What can you do to lessen your sugar intake?

If you are a sweet tooth like me, you can follow these simple tricks to limit your sugar intake:

  1. Drink water or rinse off the sugar from your mouth;
  2. Check the nutrition labels and choose food and drinks with low-sugar content;
  3. Limit the frequency of sugary snacks like an afternoon tea and cake with friends;
  4. Replace a sweet pastry with fresh fruit;
  5. Avoid eating and drinking sweets before going to bed;
  6. Choose water over soda or coffee;
  7. Consume sweets together with your meals;
  8. Avoid foods claiming they are healthy like flavoured oatmeal, some salad dressings and yoghurt as these contain more sugar than you think.

Keeping Your Pearly Whites Healthy

Here are some tips that can keep your teeth decay-free:

●      Balanced Diet

Eating fresh fruits and vegetables, whole grains, dairy products and other food groups can help regulate the pH level in your mouth. When you eat fresh fruits, it increases the flow of saliva in your mouth which hastens the development of cavities on your teeth.

Other whole grains can be a good source of carbohydrates instead of depending on sugar to fuel up your energy. Eating calcium-rich vegetables and dairy products can help strengthen and boost the health of your pearly whites.

●      Lower Your Sugar Consumption

Surely, everyone loves sweets, but it doesn’t hurt to cut down on your sugar intake. It helps to indulge in sweets occasionally. Make sure that you drink or rinse your mouth with water after having a sugary treat.

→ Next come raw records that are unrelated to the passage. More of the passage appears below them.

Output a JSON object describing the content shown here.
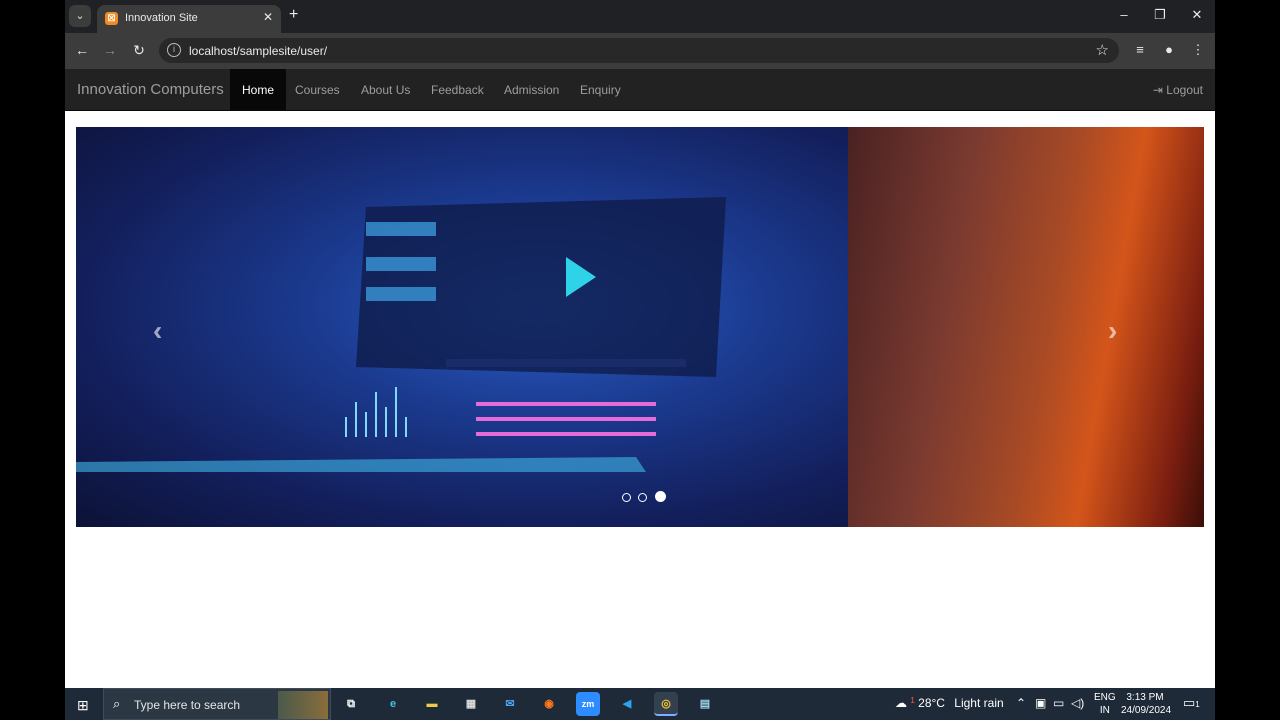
{
  "browser": {
    "tab_title": "Innovation Site",
    "tab_favicon": "xampp-icon",
    "url": "localhost/samplesite/user/"
  },
  "site": {
    "brand": "Innovation Computers",
    "nav": [
      {
        "label": "Home",
        "active": true
      },
      {
        "label": "Courses",
        "active": false
      },
      {
        "label": "About Us",
        "active": false
      },
      {
        "label": "Feedback",
        "active": false
      },
      {
        "label": "Admission",
        "active": false
      },
      {
        "label": "Enquiry",
        "active": false
      }
    ],
    "logout_label": "Logout"
  },
  "carousel": {
    "slide_count": 3,
    "active_index": 2,
    "prev_icon": "chevron-left-icon",
    "next_icon": "chevron-right-icon"
  },
  "taskbar": {
    "search_placeholder": "Type here to search",
    "apps": [
      "task-view-icon",
      "edge-icon",
      "file-explorer-icon",
      "microsoft-store-icon",
      "mail-icon",
      "firefox-icon",
      "zoom-icon",
      "vscode-icon",
      "chrome-icon",
      "notepad-icon"
    ],
    "weather_temp": "28°C",
    "weather_text": "Light rain",
    "weather_badge": "1",
    "lang_line1": "ENG",
    "lang_line2": "IN",
    "time": "3:13 PM",
    "date": "24/09/2024",
    "notification_count": "1"
  }
}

When drinking something sweet or acidic, try using a straw. This helps to minimize the interaction of sugar and acid with your teeth, hence, lesser risk of cavity or plaque formation.

●      Observe Proper Oral Hygiene

First on the list for proper hygiene is brushing your teeth. It helps to do so every meal but if not, make sure to do this at least twice daily. You can further promote good dental health by using toothpaste with fluoride. This provides a protective shield to your pearly whites.

Another thing that you can do for your teeth is to floss them properly. You can do this after a meal and rinse your mouth with clean water after flossing.

You can also increase the saliva in your mouth by chewing sugar-free gum. It also reduces plaque build-up and increases the mineral and pH level of your teeth.

●      Regularly Visit Your Dentist

Lastly, visit your dentist every 6 months. It helps to have oral prophylaxis or teeth cleaning scheduled twice a year. When you feel even the slightest pain in your gums, visit your trusted dental clinic immediately.

Remember that a healthy lifestyle is always the way to battle tooth decay and other oral diseases.